Photo courtesy Elastec/American Marine

Two UW alums who helped devise a better way to ameliorate oil spills were part of a team that won a $1 million prize for its ingenuity.

Paul Smith, ’00, and Justin Morgan, ’02, work for The Glosten Associates, a Seattle marine engineering firm that partnered with Elastec, an Illinois-based company that earned the $1 million top prize offered by the Wendy Schmidt Oil Cleanup X Challenge. (Wendy Schmidt is married to Google CEO Eric Schmidt). Glosten and Elastec developed a grooved disc that powers through oil spills, sucking up oil at a rate of 4,670 gallons per minute. Smith and Morgan were at the heart of the design effort.

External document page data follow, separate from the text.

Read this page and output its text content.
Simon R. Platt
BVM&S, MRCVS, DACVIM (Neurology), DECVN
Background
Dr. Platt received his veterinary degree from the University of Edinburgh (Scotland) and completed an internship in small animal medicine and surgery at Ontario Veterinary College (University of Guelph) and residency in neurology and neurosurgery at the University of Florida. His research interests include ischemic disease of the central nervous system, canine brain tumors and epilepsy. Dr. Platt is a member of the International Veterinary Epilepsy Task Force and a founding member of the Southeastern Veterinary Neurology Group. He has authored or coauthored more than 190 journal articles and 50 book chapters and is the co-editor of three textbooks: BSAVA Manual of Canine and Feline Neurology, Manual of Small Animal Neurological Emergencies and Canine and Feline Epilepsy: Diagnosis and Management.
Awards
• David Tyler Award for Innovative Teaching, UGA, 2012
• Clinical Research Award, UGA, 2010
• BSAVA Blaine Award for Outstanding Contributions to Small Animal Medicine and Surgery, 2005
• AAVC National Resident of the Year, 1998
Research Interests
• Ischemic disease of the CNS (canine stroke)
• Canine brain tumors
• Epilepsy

Teams participating in the challenge had to meet a target of 2,500 gallons per minute to place and turn their ideas into a functioning device in just 45 days, says Smith, who, along with Morgan, is a principal at Glosten, a firm of naval architects and marine engineers. Both men came to the UW for graduate degrees in Business (Smith) and Computer Science & Engineering (Morgan). Together, they designed the vessel that transformed the typically stationary, oil-skimming tool into a moving, oil-eating machine.

If it weren’t for the degree that Smith earned from the Foster School of Business, Glosten might have missed the opportunity. “My Foster background helped me build the case that sold the venture to my more fiscally conservative partners,” Smith says.